What if the person who made the statement believes that he has been visited by aliens,
and he is convinced that the aliens are coming back to take him away? There are
thousands of people walking the streets who believe they have been visited by aliens,
and that alone is not sufficient to get one locked up. On the other hand, it is not hard to
envision that a semi coherent person under the delusion that aliens are coming to take
him away could put his own or somebody else's life in danger. What if the person is not
held, and the next day he stabs the mail carrier to death, because he thought the mail
carrier was an alien? These are not easy cases.
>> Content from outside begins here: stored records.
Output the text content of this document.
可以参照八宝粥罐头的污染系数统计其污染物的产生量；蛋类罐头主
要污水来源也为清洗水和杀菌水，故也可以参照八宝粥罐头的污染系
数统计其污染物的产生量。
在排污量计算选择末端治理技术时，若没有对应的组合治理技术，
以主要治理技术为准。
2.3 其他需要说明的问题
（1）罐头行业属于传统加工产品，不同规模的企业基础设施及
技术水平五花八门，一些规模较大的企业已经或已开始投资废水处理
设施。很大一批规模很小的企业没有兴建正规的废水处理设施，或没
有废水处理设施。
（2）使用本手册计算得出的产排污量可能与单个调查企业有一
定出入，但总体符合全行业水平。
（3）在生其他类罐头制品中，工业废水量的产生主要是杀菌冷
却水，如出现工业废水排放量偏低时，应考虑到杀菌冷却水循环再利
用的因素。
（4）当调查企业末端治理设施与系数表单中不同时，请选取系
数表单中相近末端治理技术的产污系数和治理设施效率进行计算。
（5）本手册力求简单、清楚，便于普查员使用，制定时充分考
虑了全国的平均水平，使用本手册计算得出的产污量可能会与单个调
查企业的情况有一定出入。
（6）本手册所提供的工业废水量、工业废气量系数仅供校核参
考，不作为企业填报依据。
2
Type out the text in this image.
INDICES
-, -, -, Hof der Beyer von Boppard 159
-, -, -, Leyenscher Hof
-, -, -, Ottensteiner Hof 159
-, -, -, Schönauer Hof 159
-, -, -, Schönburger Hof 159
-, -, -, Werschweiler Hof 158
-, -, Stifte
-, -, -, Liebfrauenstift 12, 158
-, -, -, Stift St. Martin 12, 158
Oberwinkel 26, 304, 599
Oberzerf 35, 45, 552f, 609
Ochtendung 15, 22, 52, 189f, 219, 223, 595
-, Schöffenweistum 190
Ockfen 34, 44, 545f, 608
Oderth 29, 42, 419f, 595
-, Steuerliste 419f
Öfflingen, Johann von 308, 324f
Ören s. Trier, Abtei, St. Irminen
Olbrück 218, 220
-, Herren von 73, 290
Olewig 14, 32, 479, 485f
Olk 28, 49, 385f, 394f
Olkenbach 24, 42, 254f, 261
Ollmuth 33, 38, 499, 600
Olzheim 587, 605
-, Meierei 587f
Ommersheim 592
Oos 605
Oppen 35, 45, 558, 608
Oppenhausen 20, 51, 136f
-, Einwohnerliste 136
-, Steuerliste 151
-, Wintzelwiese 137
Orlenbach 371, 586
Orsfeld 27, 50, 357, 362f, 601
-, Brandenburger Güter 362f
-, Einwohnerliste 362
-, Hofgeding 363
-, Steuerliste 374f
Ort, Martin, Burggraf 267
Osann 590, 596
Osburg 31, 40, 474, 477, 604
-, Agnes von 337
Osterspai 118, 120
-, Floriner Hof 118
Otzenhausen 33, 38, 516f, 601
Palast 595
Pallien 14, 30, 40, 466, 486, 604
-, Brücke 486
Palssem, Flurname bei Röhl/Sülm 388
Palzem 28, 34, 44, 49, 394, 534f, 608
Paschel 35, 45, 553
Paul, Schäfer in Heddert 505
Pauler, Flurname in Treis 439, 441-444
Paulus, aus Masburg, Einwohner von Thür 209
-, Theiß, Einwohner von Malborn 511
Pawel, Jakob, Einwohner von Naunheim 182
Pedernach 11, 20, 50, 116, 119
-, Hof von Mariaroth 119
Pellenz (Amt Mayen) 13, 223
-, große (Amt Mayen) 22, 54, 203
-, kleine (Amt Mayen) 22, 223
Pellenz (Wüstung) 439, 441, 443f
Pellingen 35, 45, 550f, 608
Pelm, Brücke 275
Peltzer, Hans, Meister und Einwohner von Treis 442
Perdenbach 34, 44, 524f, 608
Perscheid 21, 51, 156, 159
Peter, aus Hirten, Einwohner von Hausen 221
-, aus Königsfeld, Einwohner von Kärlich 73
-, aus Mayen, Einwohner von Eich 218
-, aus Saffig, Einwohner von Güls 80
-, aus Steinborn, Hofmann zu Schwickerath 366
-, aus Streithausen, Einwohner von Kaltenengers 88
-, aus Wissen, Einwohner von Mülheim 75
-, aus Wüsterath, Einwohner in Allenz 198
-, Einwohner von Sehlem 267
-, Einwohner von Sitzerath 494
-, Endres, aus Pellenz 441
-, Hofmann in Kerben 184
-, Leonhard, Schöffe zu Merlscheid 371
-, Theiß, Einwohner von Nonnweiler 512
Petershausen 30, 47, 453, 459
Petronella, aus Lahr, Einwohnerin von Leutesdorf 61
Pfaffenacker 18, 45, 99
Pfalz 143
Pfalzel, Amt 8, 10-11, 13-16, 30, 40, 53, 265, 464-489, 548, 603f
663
People who have been detained on a psychiatric hold feel massively violated. When they
are released, it is because they have been cleared, often with no finding of mental illness
at all. They feel outrage, shame and humiliation. It is not hard to understand the terror
one experiences, having to prove that he or she is not
crazy in order to gain his or her
freedom. How do you prove you're not crazy?
The law allows a margin of error to the medical community. It is not enough that the assessment was wrong. What it takes to win one of these cases is to prove that no competent psychiatrist could reasonably have believed that the individual in question posed a threat to him or herself. If this high standard can be met, then it is a good case.